For a short while ten years maybe fifteen years ago, I watched most of the animated films that were released into cinemas. The visual possibilities of the form interested me, a bit of a revival of the musical seemed underway, and I was vaguely curious about what the stories we were telling children were about. By the time Frozen was released that time was long gone and the film registered for me as little more than the source for the flood of merchandise that young kids wore and carried happily on the street and that, yes, a few of my students carried (but only carried) much more discretely in our school.
Then this fall in Disney World with my nieces and nephews—a long story for later—I found myself sitting in a packed theater watching two actors, one playing a hysterical crypto-gay man, the other playing a hysterical crypto-lesbian woman. They gushed and sang their way through the story of Frozen, insisting they had seen it all first hand. By the time they were done (and the snow was falling from the ceiling of the theatre onto the kids, parents, and uncles seated below), I was overcome with a sense that Frozen might be one of the most genuinely beautiful movies for queer kids about queer childhood that I’d ever seen. Home later that week, I watched it through and was confirmed in my opinion.
Obviously, I’m not suggesting that the filmmakers set queer childhood as their narrative problem.

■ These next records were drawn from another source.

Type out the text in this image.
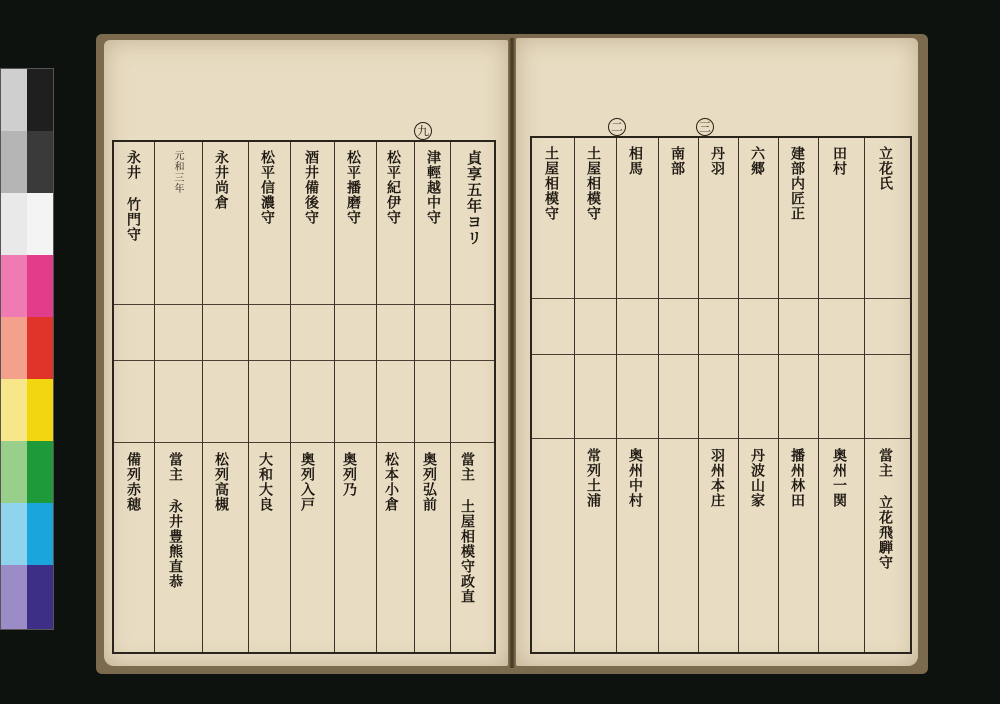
九
貞享五年ヨリ
津輕越中守
松平紀伊守
松平播磨守
酒井備後守
松平信濃守
永井尚倉
元和三年
永井 竹門守
當主 土屋相模守政直
奥列弘前
松本小倉
奥列乃
奥列入戸
大和大良
松列高槻
當主 永井豊熊直恭
備列赤穂
二	三
立花氏
田村
建部内匠正
六郷
丹羽
南部
相馬
土屋相模守
土屋相模守
當主 立花飛騨守
奥州一関
播州林田
丹波山家
羽州本庄
奥州中村
常列土浦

It seems clear that they set out instead to make a mildly feminist film that avoided a whole host of obnoxious narrative tropes familiar from modern retellings of fairy tales and which relate to the damsel in distress and her charming prince. But in decentering and ironizing the heterosexual love story while simultaneously adhering to the generic norms of the movie musical, the film invites queer viewing. What’s more, far from offering stops or limits to such a viewing, the film stages numerous queer moments that facilitate and even encourage viewing the story as a queer coming of age tale.
What is the movie that results? A kid discovers they are different, at the urging of their parents hides that difference, and when they find themselves exposed, runs away. In a new place, they feel the freedom of living without a secret but are harassed still for their difference and, in working to survive, hurt people they love. In the end, the now young adult finds ways to establish honest relationships and a meaningful life that feels authentic to them and the people around them.
It is a fantasy, but a useful one that is concisely and powerfully presented (as a fairy tale should be). Best of all, it is wonderful.